Je pense et propose simplement que nous aussi nettoyons nos vestiaires. A commencer par ce qui est cassé dans notre éducation, premier budget de l’état. Non les enfants ne sont pas apathiques et les profs ne sont pas nuls, mais cessons le dogmatisme et allons prendre les bonnes idées là où elles se trouvent. Ce qui fonctionne pour un petit finlandais ou coréen doit pouvoir marcher chez moi. J’ai mal à mon école qu’on a trop voulu depuis si longtemps niveler par le bas. N’ayons pas peur de récompenser plus encore nos meilleurs professeurs et de reconnaître leur mérite et rendons aux meilleurs élèves l’ascenseur social qui faisait la fierté de notre République.
Revenons aussi aux fondamentaux de la pratique de notre belle langue avec une réelle exigence d’orthographe quel que soit le diplôme.
Réapprenons à nos concitoyens que nous pouvons élire un candidat sur son programme et qu’il est inconvenant de menacer d’ores et déjà notre pays d’un troisième tour social si la majorité des électeurs dans les urnes en a décidé préalablement autrement.
Redonnons enfin une véritable culture politique à notre jeunesse en faisant encore le ménage dans nos vestiaires. Regardez la faible proportion de nos jeunes diplômés qui prennent part aux élections et laissent les autres décider pour eux. Ce sera à terme un véritable drame pour notre pays. Le désintérêt général porté par la vague du « tous pourri » permet des brexit ou des Trump. Chez nos amis d’outre-manche ce sont les électeurs dits de droite qui ont voté pour le brexit mais ce sont les masses les plus populaires qui en porteront le poids. De même aux Etats Unis. Certains en France se sont fait les gorges chaudes de l’élection d’un candidat hors système, nous en reparlerons bientôt quand la hausse des taux d’intérêts rendra le poids de notre dette insupportable.

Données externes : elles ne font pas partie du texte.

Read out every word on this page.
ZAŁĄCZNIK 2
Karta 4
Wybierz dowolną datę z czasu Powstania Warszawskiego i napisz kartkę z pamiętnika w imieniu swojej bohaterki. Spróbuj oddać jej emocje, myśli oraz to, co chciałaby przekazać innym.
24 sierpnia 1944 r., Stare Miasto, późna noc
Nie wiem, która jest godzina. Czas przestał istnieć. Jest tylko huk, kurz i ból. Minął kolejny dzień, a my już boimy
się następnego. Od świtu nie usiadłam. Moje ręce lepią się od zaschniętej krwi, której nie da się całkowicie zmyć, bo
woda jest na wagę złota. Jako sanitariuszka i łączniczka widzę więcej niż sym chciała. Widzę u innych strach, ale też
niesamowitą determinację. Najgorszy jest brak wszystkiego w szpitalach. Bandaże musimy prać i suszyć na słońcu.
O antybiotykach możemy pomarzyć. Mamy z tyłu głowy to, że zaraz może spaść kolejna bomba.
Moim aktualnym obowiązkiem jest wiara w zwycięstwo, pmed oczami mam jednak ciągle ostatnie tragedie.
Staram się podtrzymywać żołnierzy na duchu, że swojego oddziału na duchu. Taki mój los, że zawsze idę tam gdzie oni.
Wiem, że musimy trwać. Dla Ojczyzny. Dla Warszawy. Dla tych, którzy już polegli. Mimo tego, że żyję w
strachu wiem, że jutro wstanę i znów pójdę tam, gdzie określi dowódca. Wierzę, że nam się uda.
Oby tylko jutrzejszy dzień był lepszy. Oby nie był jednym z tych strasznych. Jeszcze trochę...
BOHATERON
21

Le vestiaire est une image et pourtant, c’est bien par le basique et le collectif que nous pourrons redresser notre pays. Il est si facile d’être contre… mais prenons garde un jour à vouloir tout contester, se croire en permanence au-dessus des autres, n’accepter de réformes que si elles restent sans effets sur nos petites personnes…à ne pas devenir semblables à l’astre lunaire.